Themes of a Faerie Market

While I typically prefer the term “Goblin Market,” the poem with which that term is most linked is not exactly what I’m talking about (though well could be the pastime of the less savory merchants when they’re not at the big show). I tend to think more of the markets of Stardust and Hellboy II: massive gatherings of strange merchants with exotic wares, where you might wind up paying in coin you didn’t know you possessed.

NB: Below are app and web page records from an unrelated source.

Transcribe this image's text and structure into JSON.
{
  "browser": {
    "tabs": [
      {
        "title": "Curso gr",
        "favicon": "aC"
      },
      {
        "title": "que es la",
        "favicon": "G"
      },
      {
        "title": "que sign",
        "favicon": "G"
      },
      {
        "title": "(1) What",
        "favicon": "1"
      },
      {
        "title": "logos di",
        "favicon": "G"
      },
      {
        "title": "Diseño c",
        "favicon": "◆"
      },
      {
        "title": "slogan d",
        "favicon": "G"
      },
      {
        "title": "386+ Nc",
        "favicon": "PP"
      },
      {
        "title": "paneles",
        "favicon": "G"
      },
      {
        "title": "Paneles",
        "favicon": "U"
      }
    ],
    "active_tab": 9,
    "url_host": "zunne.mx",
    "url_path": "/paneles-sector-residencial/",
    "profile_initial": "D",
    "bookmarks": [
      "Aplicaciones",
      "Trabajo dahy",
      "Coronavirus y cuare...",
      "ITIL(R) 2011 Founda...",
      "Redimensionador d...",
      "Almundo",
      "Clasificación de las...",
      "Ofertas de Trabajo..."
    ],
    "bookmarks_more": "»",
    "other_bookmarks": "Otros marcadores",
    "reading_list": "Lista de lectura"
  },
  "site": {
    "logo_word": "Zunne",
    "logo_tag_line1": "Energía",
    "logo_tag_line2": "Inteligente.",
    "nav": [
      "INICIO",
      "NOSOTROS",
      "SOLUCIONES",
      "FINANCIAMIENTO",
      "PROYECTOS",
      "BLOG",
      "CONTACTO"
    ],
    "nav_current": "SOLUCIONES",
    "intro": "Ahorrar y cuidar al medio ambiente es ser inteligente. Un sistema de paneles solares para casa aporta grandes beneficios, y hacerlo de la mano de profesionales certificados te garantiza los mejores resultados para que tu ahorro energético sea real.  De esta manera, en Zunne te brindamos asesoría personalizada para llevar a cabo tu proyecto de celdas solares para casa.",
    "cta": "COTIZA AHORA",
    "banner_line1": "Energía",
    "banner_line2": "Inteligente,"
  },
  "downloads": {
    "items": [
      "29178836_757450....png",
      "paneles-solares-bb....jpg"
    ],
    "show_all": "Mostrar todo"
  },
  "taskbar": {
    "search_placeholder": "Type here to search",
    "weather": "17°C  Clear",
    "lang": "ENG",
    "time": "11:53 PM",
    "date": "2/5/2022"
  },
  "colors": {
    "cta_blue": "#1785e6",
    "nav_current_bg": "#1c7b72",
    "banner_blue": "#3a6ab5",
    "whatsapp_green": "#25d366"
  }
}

In this kind of market, there can certainly be the wicked danger proposed by the poem, if your game wants to emphasize the Victorian morality involved. But I think you’ll often get more out of it by playing a bit more fairly with the players: purchases aren’t an inherently bad idea, but can still be extremely risky if you don’t know what you’re getting or spending. This is a fully functioning economy, just using rules that may defy the PCs’ intuitions from more mundane markets.

For my own purposes, I think the major themes to keep in mind when running such a place are wonder, consequences, and identity.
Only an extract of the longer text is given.